Journée noire : la Ville de Metz à l’arrêt ?

Dans un contexte de mobilisation contre la réforme des retraites, la ville de Metz a vécu une matinée particulière. Transport, commerce et éducation, retour sur un jeudi 19 janvier particulier.

Les rues, les commerces, et même la gare, ce matin, la ville de Metz a affiché un paysage bien calme. Mais on s’y attendait, car la grève contre la réforme des retraites voulait impacter cette journée avec de fortes perturbations. 

La gare SNCF de Metz a répondu à l’appel. Si le service n’a pas voulu communiquer le nombre de grévistes parmi les salariés de Metz, les usagers n’ont pu que constater le manque de train. Après 9h30, aucun n’était prévu avant 12h20 en direction de Longwy ou 13h45 vers Verdun.

Du côté des transports en commun, 75 à 100% des services LE MET étaient assurés.

Constat divers pour les commerces messins

Chez les commerçants, la fréquentation est aléatoire. Dans la pâtisserie – salon de thé « Sourdot », par exemple, les clients se sont fait rares en matinée. À l’inverse, le restaurant « Chez Baptiste » affichait complet pour le service du midi ! Pour cause : les travailleurs du centre-ville ont préféré jouer la carte de la proximité.

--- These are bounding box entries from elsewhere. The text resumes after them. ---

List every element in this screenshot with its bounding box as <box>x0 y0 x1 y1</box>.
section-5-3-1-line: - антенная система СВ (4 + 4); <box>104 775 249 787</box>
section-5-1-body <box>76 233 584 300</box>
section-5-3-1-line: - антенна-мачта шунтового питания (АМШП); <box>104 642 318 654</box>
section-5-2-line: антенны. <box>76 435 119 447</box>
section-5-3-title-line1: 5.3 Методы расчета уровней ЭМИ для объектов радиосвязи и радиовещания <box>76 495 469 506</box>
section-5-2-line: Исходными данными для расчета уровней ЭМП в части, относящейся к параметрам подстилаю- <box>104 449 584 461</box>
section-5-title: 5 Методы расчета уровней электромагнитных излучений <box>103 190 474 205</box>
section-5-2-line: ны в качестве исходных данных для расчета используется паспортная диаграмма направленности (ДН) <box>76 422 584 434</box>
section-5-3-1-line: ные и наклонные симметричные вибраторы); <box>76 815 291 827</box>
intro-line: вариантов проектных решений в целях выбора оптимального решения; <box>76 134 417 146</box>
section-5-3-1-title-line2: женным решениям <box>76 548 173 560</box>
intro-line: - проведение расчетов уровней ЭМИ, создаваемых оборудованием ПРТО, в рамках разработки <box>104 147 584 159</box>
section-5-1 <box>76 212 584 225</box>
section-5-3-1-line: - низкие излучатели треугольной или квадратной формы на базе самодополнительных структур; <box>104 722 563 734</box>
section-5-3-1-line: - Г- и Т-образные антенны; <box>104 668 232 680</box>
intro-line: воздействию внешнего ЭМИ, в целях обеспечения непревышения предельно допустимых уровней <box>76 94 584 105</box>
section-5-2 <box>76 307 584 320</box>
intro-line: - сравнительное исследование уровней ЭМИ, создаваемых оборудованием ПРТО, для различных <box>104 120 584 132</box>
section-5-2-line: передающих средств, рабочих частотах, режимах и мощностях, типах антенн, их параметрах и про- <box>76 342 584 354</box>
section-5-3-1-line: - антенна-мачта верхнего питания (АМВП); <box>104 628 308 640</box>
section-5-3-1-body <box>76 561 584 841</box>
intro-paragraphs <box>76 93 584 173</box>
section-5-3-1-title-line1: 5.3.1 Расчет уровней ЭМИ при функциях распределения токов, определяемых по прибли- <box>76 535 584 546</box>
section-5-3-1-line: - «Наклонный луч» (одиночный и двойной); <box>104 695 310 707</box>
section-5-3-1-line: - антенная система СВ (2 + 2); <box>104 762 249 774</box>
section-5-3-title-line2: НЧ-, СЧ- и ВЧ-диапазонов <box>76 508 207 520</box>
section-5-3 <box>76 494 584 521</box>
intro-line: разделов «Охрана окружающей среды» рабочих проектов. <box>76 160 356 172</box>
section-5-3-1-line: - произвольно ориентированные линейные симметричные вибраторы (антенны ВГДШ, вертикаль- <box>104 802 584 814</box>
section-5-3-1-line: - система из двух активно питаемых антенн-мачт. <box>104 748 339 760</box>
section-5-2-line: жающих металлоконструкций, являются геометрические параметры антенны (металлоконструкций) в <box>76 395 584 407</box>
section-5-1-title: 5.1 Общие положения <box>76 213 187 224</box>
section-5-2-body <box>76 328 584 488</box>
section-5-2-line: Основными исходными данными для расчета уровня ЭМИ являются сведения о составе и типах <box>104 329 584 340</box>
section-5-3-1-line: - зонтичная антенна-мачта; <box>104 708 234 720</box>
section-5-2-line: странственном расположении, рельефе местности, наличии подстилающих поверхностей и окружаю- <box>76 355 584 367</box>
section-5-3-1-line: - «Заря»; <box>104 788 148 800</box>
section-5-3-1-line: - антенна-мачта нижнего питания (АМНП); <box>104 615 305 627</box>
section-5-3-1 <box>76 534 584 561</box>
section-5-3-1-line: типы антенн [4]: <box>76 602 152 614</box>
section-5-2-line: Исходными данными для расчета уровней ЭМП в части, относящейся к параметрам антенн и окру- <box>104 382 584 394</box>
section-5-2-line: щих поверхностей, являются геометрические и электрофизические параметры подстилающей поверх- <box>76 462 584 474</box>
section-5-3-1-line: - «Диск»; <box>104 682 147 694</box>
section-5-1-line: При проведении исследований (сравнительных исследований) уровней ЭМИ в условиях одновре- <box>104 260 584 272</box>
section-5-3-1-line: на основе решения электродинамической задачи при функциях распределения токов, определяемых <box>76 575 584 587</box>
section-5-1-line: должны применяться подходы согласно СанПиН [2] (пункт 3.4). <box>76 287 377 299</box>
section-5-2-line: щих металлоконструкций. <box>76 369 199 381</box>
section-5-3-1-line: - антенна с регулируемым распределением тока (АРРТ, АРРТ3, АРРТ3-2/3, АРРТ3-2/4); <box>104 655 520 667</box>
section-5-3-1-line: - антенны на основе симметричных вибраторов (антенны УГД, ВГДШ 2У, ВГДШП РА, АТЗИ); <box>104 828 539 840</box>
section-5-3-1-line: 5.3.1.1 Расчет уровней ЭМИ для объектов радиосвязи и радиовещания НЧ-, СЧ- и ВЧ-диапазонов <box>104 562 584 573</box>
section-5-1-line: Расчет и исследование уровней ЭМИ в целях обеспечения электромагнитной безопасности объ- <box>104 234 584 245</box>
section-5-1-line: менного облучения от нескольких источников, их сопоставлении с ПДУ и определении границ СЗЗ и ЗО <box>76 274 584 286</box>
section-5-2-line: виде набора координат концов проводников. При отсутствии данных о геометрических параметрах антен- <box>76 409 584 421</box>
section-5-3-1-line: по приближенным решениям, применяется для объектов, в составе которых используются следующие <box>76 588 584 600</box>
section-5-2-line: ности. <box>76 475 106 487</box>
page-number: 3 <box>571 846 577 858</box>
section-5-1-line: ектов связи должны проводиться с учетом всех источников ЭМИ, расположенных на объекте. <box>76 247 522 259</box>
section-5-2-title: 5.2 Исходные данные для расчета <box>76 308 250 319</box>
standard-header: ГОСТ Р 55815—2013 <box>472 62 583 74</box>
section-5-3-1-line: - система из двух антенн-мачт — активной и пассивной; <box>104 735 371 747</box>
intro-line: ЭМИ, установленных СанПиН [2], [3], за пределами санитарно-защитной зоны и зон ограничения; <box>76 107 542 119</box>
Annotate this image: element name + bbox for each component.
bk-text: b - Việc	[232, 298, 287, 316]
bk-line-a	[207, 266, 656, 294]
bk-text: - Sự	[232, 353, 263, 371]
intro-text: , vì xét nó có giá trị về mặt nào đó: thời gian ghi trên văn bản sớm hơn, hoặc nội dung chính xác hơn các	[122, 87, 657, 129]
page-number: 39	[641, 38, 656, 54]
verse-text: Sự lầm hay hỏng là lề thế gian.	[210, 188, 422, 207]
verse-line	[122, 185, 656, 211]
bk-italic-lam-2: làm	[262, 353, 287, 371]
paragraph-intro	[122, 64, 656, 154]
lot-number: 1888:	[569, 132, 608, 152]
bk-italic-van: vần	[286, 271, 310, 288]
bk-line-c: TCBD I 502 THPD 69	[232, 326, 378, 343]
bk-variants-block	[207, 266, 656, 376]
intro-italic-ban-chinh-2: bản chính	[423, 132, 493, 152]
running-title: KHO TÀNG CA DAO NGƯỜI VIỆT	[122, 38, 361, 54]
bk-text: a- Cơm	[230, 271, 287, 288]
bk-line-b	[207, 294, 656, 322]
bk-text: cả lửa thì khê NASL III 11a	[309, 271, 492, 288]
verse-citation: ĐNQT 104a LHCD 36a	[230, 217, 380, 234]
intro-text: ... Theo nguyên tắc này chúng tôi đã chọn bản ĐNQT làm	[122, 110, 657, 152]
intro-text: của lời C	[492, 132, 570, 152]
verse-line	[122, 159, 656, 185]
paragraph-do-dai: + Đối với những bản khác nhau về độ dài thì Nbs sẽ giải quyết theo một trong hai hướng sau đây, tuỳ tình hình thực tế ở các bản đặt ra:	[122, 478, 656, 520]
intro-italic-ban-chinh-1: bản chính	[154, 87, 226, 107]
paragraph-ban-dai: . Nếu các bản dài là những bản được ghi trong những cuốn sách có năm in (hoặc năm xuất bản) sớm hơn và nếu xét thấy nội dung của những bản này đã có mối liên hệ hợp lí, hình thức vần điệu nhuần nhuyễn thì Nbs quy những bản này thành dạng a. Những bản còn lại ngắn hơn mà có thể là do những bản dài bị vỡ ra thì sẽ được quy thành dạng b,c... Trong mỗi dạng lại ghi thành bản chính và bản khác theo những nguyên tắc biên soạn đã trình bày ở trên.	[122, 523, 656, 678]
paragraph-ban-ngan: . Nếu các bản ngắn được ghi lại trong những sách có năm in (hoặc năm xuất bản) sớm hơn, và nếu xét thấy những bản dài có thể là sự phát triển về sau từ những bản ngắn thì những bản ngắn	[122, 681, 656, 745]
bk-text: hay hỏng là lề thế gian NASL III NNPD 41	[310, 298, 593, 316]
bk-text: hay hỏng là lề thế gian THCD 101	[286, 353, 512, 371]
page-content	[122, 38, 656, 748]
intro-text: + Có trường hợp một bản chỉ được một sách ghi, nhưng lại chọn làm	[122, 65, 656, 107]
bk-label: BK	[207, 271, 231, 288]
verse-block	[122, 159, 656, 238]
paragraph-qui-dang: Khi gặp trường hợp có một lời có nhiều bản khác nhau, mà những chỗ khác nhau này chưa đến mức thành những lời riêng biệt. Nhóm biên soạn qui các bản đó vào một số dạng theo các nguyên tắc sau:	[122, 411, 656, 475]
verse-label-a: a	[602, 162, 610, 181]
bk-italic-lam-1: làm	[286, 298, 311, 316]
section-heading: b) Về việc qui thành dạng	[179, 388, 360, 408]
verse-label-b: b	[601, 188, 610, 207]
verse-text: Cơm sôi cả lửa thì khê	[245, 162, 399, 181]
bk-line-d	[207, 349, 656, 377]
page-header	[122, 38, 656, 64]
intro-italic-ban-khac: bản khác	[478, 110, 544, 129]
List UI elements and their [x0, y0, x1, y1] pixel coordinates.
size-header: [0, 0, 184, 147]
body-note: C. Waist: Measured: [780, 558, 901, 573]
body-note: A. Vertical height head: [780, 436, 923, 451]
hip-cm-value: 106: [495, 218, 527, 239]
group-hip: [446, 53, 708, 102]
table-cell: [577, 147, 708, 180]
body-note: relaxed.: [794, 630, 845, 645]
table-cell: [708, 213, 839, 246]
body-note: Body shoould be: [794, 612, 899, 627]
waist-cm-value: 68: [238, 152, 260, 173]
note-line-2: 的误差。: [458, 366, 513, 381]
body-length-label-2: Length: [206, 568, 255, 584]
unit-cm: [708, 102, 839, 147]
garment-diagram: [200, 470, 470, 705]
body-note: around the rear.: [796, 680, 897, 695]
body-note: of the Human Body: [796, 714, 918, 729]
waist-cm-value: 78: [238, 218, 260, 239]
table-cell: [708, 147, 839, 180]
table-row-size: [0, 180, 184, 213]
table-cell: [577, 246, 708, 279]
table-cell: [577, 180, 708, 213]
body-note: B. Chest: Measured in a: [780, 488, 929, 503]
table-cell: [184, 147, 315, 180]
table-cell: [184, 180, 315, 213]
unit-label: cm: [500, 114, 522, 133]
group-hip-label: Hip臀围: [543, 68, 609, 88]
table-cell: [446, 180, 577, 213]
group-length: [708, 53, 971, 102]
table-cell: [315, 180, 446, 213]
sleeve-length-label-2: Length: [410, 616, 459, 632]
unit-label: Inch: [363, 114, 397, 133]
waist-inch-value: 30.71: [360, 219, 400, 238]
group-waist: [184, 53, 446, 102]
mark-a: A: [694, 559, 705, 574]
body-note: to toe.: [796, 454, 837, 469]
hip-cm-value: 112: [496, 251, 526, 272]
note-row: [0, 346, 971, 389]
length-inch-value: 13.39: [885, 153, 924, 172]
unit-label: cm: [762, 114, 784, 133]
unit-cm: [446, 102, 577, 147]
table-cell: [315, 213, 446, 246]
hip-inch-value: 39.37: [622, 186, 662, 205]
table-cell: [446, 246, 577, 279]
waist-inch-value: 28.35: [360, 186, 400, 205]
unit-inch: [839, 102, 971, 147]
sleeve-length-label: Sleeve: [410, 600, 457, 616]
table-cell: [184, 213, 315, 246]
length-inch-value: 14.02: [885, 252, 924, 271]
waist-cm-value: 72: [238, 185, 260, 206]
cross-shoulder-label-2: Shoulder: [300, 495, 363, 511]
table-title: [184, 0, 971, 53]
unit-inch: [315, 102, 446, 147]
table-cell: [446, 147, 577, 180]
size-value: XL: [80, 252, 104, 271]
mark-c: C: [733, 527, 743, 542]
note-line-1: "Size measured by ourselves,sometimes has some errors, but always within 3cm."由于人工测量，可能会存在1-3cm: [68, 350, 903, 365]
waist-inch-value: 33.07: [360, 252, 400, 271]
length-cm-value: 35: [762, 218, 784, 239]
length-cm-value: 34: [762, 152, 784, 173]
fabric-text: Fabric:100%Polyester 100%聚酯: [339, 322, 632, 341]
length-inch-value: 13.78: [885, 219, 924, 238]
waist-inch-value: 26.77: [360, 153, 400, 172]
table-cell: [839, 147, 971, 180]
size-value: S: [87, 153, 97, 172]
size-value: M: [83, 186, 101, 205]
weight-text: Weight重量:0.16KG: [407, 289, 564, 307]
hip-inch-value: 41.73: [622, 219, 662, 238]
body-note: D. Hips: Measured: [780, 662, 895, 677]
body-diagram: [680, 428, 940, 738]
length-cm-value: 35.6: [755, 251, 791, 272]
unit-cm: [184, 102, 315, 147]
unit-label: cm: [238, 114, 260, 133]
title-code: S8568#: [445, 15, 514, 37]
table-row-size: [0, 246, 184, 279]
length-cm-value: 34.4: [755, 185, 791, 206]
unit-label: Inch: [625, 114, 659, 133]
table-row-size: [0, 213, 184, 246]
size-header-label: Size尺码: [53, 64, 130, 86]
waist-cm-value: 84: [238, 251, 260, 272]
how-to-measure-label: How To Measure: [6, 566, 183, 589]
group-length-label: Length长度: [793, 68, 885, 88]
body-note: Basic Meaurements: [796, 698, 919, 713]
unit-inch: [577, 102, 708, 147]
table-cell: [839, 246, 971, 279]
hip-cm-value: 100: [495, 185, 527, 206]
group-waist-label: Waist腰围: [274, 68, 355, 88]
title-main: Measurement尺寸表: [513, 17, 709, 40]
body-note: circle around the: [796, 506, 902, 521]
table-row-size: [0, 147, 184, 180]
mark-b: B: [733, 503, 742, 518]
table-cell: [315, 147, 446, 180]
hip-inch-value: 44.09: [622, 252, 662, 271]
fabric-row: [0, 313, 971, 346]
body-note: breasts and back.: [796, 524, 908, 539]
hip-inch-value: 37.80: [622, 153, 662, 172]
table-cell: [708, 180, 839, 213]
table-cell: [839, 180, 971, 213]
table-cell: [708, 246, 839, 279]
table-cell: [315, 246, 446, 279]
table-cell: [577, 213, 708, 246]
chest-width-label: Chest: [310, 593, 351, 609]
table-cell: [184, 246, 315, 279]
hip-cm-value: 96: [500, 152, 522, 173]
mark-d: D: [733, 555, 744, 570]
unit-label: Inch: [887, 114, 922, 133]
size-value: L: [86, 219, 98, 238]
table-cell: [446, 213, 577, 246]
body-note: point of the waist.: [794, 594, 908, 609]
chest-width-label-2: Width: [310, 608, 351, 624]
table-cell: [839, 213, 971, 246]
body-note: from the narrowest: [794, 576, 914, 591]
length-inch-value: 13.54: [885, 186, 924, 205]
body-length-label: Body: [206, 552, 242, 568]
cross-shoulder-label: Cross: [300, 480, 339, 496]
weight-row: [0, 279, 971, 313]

Mais si Metz était à l’arrêt quelques heures ce matin, c’était pour laisser place à un après-midi plus mouvementé avec une mobilisation énorme des citoyens sur fond de colère sociale.

Mobilisation également pour l’éducation

L’académie de Nancy-Metz a communiqué sur les taux de participation au mouvement social de ce jour. Dans les collèges, le chiffres s’élève à environ 34,17 %. Il est de 23,09% dans les lycées d’enseignement général et technologique et 17,43% dans les lycées professionnels.